Porto Alegre também instalou novos abrigos nos pontos de ônibus buscando proporcionar mais conforto. Através de perguntas específicas sobre o novo modelo, a Pesquisa QualiÔnibus revelou que a população considera os abrigos mais confortáveis, seguros e protegidos contra sol e chuva. A pesquisa, aplicada anualmente, também permitiu monitorar a evolução da satisfação com gasto com transporte, cuja nota aumentou ao longo dos anos em que a tarifa do transporte coletivo não teve reajustes.

Por meio da Pesquisa de Satisfação, Salvador (BA) pôde avaliar os impactos de seu novo sistema BRT, inaugurado em 2022. Os resultados revelaram que os clientes do BRT gastam menos tempo no transporte coletivo do que os do sistema convencional, além de apresentarem maior taxa de concordância sobre a melhoria do serviço de ônibus após a inauguração do BRT.

ônibus visto de cima
Salvador avaliou impacto do BRT por meio da Pesquisa de Satisfação QualiÔnibus (foto: Joá Souza/WRI Brasil)

Metas de qualificação e indicadores de contrato

Porto Alegre e Salvador já incluíram metas de satisfação nos planos de governo municipais, uma maneira de balizar objetivos em diversos horizontes de tempo. Campinas (SP), Salvador e São Paulo (SP) incluíram a satisfação como indicador em contratos de concessão, de forma que poder público e operadores privados trabalhem de forma conjunta em busca de um serviço com mais qualidade para as pessoas.

Esse tipo de abordagem tende a ganhar força no Brasil. O Marco Legal do Transporte Público Coletivo, em tramitação no Congresso, propõe que a satisfação componha uma série de índices de qualidade, que venham a determinar inclusive a remuneração de quem opera o serviço.

Pessoas no ponto de ônibus
Pesquisa de Satisfação dá voz a quem, muitas vezes, tem nos ônibus sua única opção para acessar oportunidades (foto: Giovanni Ceconello/WRI Brasil)

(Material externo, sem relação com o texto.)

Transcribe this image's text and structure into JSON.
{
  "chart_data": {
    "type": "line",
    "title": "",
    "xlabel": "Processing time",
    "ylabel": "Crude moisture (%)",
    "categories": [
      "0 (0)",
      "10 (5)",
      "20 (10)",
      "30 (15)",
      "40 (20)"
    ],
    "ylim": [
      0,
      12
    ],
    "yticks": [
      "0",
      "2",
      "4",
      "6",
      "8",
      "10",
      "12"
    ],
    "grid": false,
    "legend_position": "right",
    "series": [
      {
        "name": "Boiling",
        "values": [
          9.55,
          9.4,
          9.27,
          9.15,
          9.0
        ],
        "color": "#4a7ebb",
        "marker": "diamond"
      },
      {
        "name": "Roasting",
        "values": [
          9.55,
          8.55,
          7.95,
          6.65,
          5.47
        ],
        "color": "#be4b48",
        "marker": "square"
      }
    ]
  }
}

Ouvir as pessoas é um primeiro passo

A Pesquisa de Satisfação é uma ferramenta quantitativa que dá voz a quem utiliza um dos modos mais sustentáveis de transporte e muitas vezes tem nele sua única opção para acessar oportunidades de emprego, educação e lazer. Aliada a outros métodos de pesquisa, como os qualitativos, ela pode potencializar ainda mais a eficácia das ações promovidas, atacando de forma precisa os problemas do serviço.

Com isso, tem-se um ciclo virtuoso de qualificação do transporte coletivo. Planejar e implementar melhorias no transporte coletivo requer tempo, planejamento, investimento de recursos e envolvimento de diversos atores. Mas, quando bem executadas, os resultados são promissores para a qualificação do serviço e uma mobilidade urbana mais sustentável nas cidades brasileiras.